Adapting Text LLMs to Speech via Multimodal Depth Up-Scaling

arXiv cs.CL / 4/3/2026

💬 OpinionSignals & Early TrendsIdeas & Deep AnalysisModels & Research

Key Points

  • The paper proposes Multimodal Depth Upscaling to adapt pre-trained text LLMs into speech language models by inserting new transformer layers into a frozen text LLM and training only those added layers on speech data.
  • Experiments on SmolLM2-360M and SmolLM2-1.7B using 48k hours of English ASR data show that the method achieves ASR performance comparable to full fine-tuning while better preserving the model’s original text abilities.
  • Compared with full fine-tuning and LoRA, depth up-scaling produces significantly less degradation of text capabilities while maintaining strong speech recognition quality.
  • The authors further improve results by using E-Branchformer as the inserted layers, achieving ASR that matches or exceeds full fine-tuning on the larger model and reducing text degradation by over 75% while using 60% fewer trainable parameters.

Abstract

Adapting pre-trained text Large Language Models (LLMs) into Speech Language Models (Speech LMs) via continual pretraining on speech data is promising, but often degrades the original text capabilities.

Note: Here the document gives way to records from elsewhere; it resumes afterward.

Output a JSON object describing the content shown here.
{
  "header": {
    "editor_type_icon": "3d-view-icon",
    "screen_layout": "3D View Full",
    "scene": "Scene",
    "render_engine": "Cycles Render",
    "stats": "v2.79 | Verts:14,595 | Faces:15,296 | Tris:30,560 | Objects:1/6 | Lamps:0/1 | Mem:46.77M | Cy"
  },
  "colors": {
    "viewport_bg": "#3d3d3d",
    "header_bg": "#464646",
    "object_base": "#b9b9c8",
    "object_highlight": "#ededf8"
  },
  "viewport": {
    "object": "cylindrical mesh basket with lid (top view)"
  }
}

We propose Multimodal Depth Upscaling, an extension of an emerging strategy in continual LLM pre-training, where new transformer layers are inserted into a frozen text LLM and only the added layers are trained on speech data. Experiments with SmolLM2-360M and SmolLM2-1.7B on 48k hours of English Automatic Speech Recognition (ASR) data show that depth up-scaling achieves ASR comparable to full fine-tuning while causing far less text degradation than both full fine-tuning and Low-Rank Adaptation (LoRA). We further show that incorporating E-Branchformer, an architecture designed for speech recognition, as the inserted layers achieves ASR that matches or surpasses full fine-tuning on the larger model while reducing text degradation by over 75% with 60% fewer trainable parameters.